Spoofed drones

As the FAA sets to open America’s skies to an expected 30,000 drones in 2015, it is worth reminding ourselves how these simplistic remotely-piloted aircraft are vulnerable to remote “hacking”.

But as of today, such drones present a chilling possibility beyond the already invasive loss of privacy and crowding of the skies: using a non-encrypted GPS system, the drones can possibly be hijacked and used for destructive purposes, potentially as bomb delivery vehicles by domestic or foreign terrorists.

Assistant Professor Todd Humphreys of the Department of Aerospace Engineering at the University of Texas at Austin confirmed to BuzzFlash at Truthout that such a vulnerability exists. Humphreys developed the prototype for what is known as a “spoofer,” a device that can seize control of a civilian drone (military drones are encrypted and less vulnerable to hijackings, although they can be jammed and disrupted in certain circumstances – which possibly explains how the Iranians captured a fully intact CIA surveillance drone).
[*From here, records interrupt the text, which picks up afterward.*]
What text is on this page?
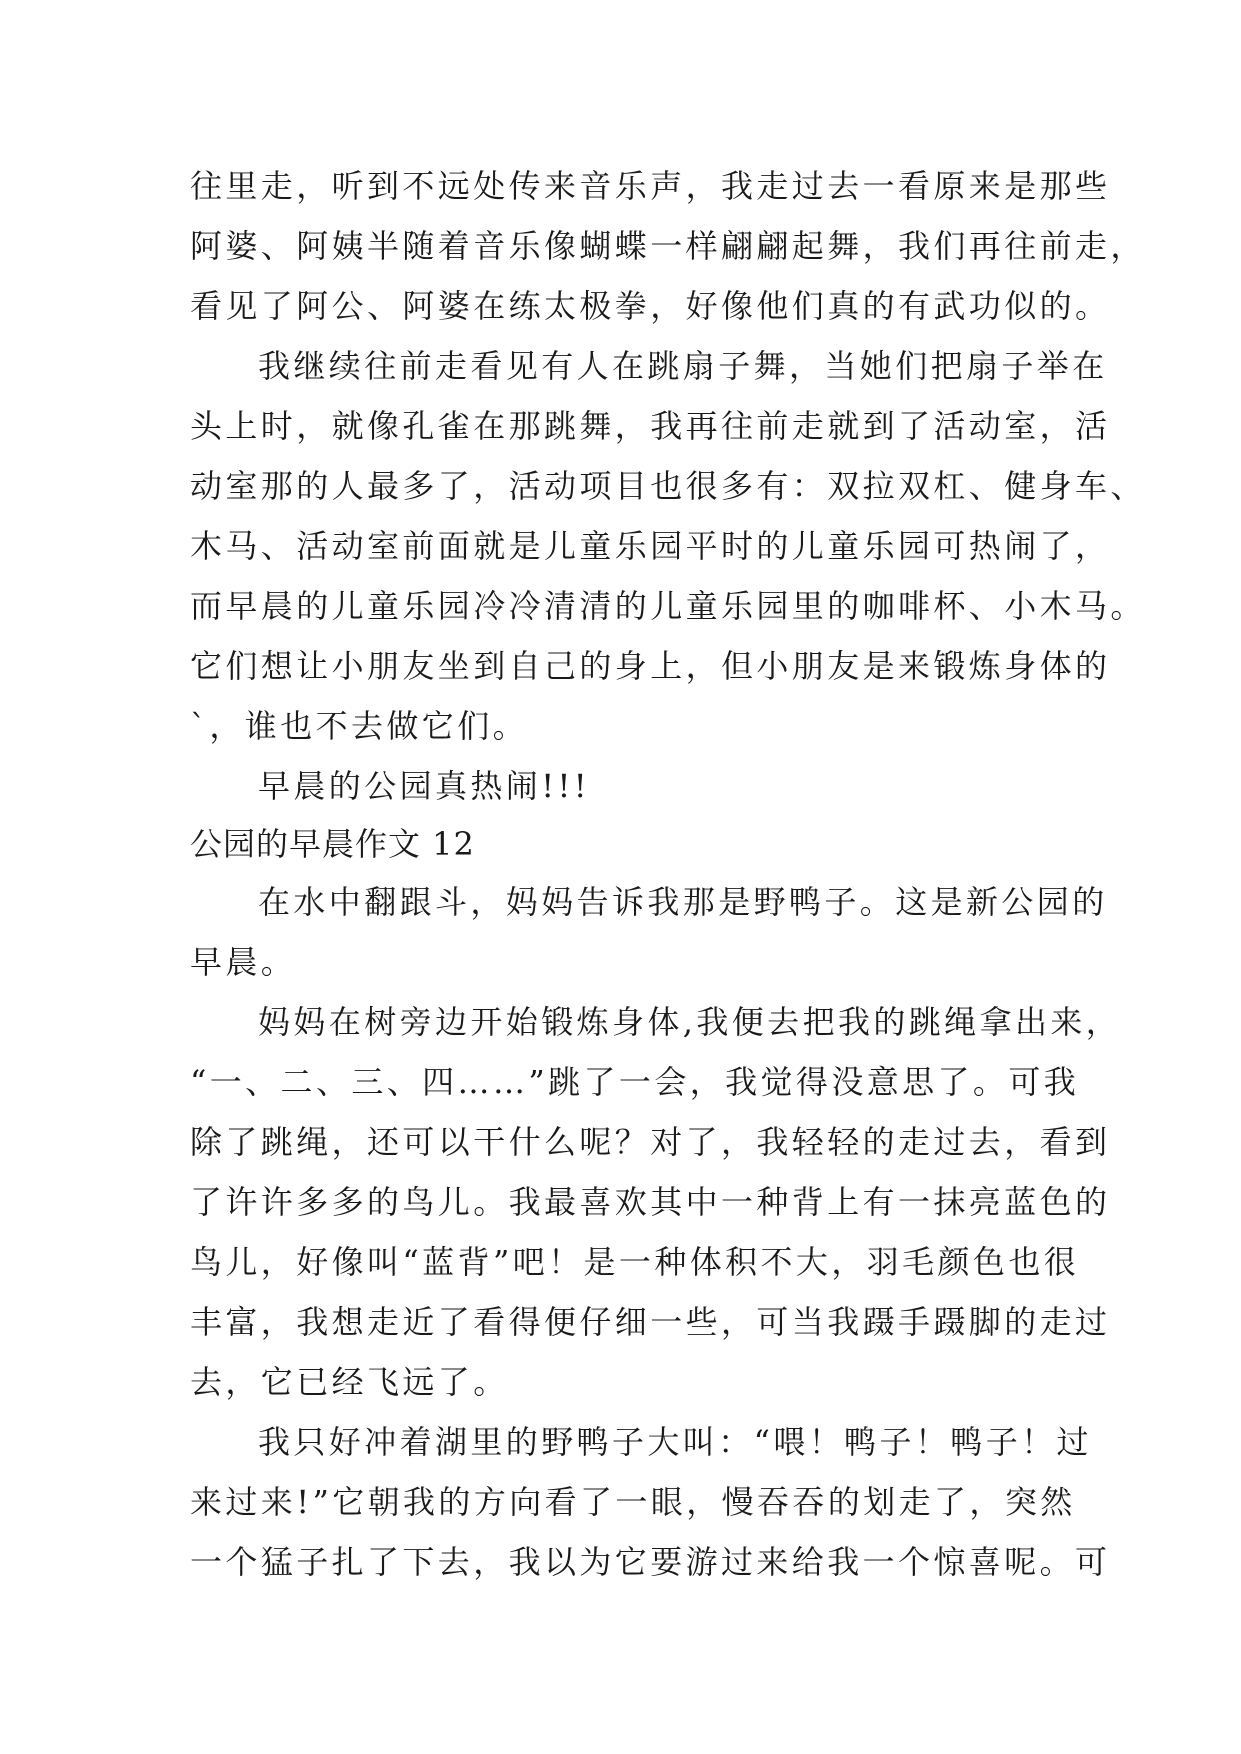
往里走，听到不远处传来音乐声，我走过去一看原来是那些
阿婆、阿姨半随着音乐像蝴蝶一样翩翩起舞，我们再往前走，
看见了阿公、阿婆在练太极拳，好像他们真的有武功似的。
我继续往前走看见有人在跳扇子舞，当她们把扇子举在
头上时，就像孔雀在那跳舞，我再往前走就到了活动室，活
动室那的人最多了，活动项目也很多有：双拉双杠、健身车、
木马、活动室前面就是儿童乐园平时的儿童乐园可热闹了，
而早晨的儿童乐园冷冷清清的儿童乐园里的咖啡杯、小木马。
它们想让小朋友坐到自己的身上，但小朋友是来锻炼身体的
`，谁也不去做它们。
早晨的公园真热闹!!!
公园的早晨作文 12
在水中翻跟斗，妈妈告诉我那是野鸭子。这是新公园的
早晨。
妈妈在树旁边开始锻炼身体,我便去把我的跳绳拿出来，
“一、二、三、四……”跳了一会，我觉得没意思了。可我
除了跳绳，还可以干什么呢？对了，我轻轻的走过去，看到
了许许多多的鸟儿。我最喜欢其中一种背上有一抹亮蓝色的
鸟儿，好像叫“蓝背”吧！是一种体积不大，羽毛颜色也很
丰富，我想走近了看得便仔细一些，可当我蹑手蹑脚的走过
去，它已经飞远了。
我只好冲着湖里的野鸭子大叫：“喂！鸭子！鸭子！过
来过来!”它朝我的方向看了一眼，慢吞吞的划走了，突然
一个猛子扎了下去，我以为它要游过来给我一个惊喜呢。可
Last year, Humphreys and his aerospace engineering team at the University of Texas demonstrated to the Department of Homeland Security and the FAA how, with equipment costing less than $2000, a drone could be hijacked in a controlled setting with a “spoofer.”  A similar experiment also proved successful at Carnegie Mellon University, according toSpace.com: “The overall landscape of GPS vulnerabilities is startling, and our experiments demonstrate a significantly larger attack surface than previously thought,” a research paper about the Carnegie Mellon study concluded. “Until GPS is secured, life and safety-critical applications that depend upon it are likely vulnerable to attack.”